Finance Minister Pranab Mukherjee addressing the media was very confident to continue this ride on fast track in his fiscal. However the dismal performance of Agriculture sector, the mainstay of more than 60% population, is the big worry, specially when the Monsoon is irregular once again and Northern agriculture belt is facing some drought like condition. Paddy farmers in West Bengal and Bihar is in deep distress and it will definitely hit the large part of the population in coming quarters.
The Inflation control measures are not showing any effect so far and food inflation is still in double digits. This healthy figure will definitely help the statisticians in short run but it will not have any major impact in poll bounded states in coming months.
Finance Minister Pranab Mukherjee is quite confident that economy will grow by not less than 8.50-8.75% this fiscal. Addressing the media in New Delhi he said, “The numbers are quite encouraging ... more encouraging point is 12.4% growth which has been registered in the manufacturing sector. I think the highest growth rate in the last 11 quarters ... I do hope it will be possible to maintain this level of growth.”
Manufacturing sector figures were the limelight of the stats released on August 31, compared to mere 3.8% growth rate in the same period last year it clocked 12.4% figure in Q1 of 2010-2011.
However, it all is not that much well with the other sectors especially financial services and agriculture. Financial services had recorded 6% growth rate in April-June 2009-10. Agriculture sector grew by 2.8%, although higher than 1.9% in the year-ago period, but it is nowhere near the target of 4%.
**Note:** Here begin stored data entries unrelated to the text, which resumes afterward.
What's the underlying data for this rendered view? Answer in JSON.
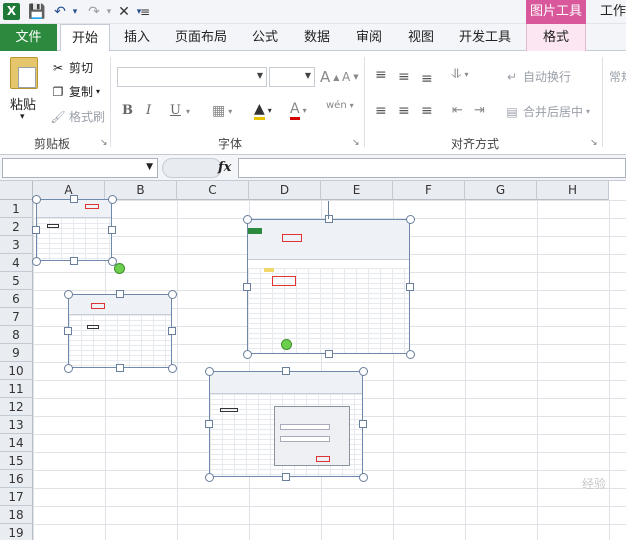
{
  "qat": {
    "app_icon": "X",
    "icons": [
      "save-icon",
      "undo-icon",
      "redo-icon",
      "tools-icon",
      "customize-icon"
    ]
  },
  "context": {
    "picture_tools": "图片工具",
    "work": "工作"
  },
  "tabs": [
    {
      "label": "文件"
    },
    {
      "label": "开始"
    },
    {
      "label": "插入"
    },
    {
      "label": "页面布局"
    },
    {
      "label": "公式"
    },
    {
      "label": "数据"
    },
    {
      "label": "审阅"
    },
    {
      "label": "视图"
    },
    {
      "label": "开发工具"
    },
    {
      "label": "格式"
    }
  ],
  "ribbon": {
    "clipboard": {
      "paste": "粘贴",
      "cut": "剪切",
      "copy": "复制",
      "format_painter": "格式刷",
      "label": "剪贴板"
    },
    "font": {
      "label": "字体",
      "bold": "B",
      "italic": "I",
      "underline": "U",
      "grow": "A",
      "shrink": "A",
      "color_a": "A",
      "phonetic": "wén"
    },
    "alignment": {
      "label": "对齐方式",
      "wrap": "自动换行",
      "merge": "合并后居中"
    },
    "number": {
      "general": "常规"
    }
  },
  "formula_bar": {
    "name_box": "",
    "fx": "fx",
    "formula": ""
  },
  "columns": [
    "A",
    "B",
    "C",
    "D",
    "E",
    "F",
    "G",
    "H"
  ],
  "rows": [
    "1",
    "2",
    "3",
    "4",
    "5",
    "6",
    "7",
    "8",
    "9",
    "10",
    "11",
    "12",
    "13",
    "14",
    "15",
    "16",
    "17",
    "18",
    "19"
  ],
  "watermark": "经验"
}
Pranab Mukherjee said, “We shall have to reach the 4% growth in agriculture to have sustainable growth ... Keeping that in view, I am quite confident that whatever was projected in the Economic Survey while projecting the Budget for the year that GDP growth will not be less than 8.5% to 8.75%.”
All other major sectors like Construction grew by 7.5% compared to 4.6%. But financial, insurance and real estate services expanded by just 8 per cent, against a growth rate of 11.8% in the year-ago quarter.
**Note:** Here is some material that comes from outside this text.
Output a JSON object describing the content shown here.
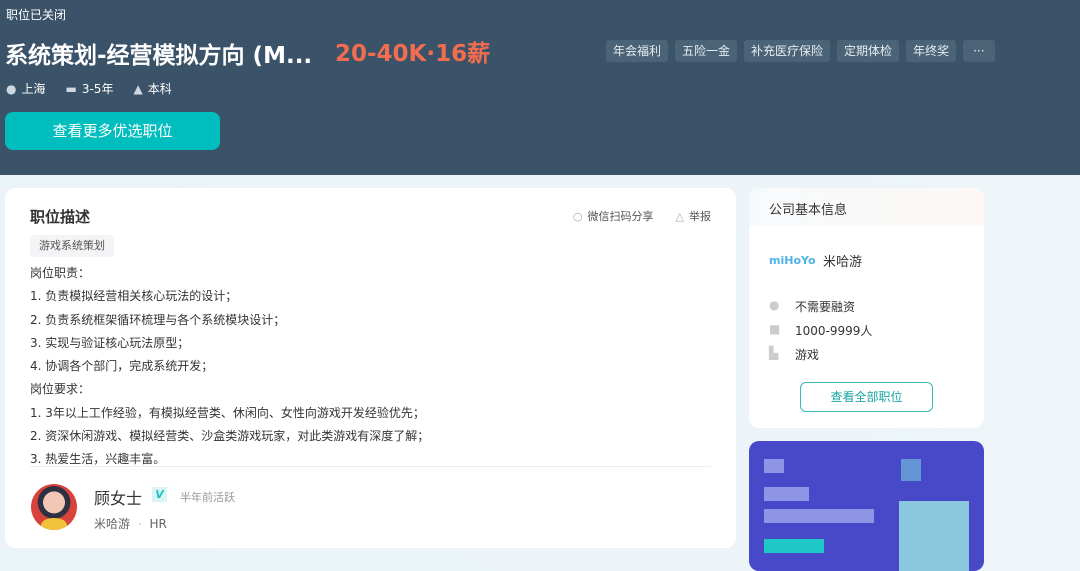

Trade, hotels and communication services rose by 12.2%, against 5.5% during April-June 2009.
But it is not that much rosy when you dig dipper in these stats, the ‘demand' side data suggest a different picture.
Latest CSO figures say that private final consumption expenditure increased a mere 0.3 per cent in real terms during April-June 2010, while Government consumption spending shrunk 0.6 per cent.
Moreover, gross fixed capital formation grew by just 3.7 per cent. Combined with a 4.3 per cent decline in exports and a 1.9 per cent fall in imports.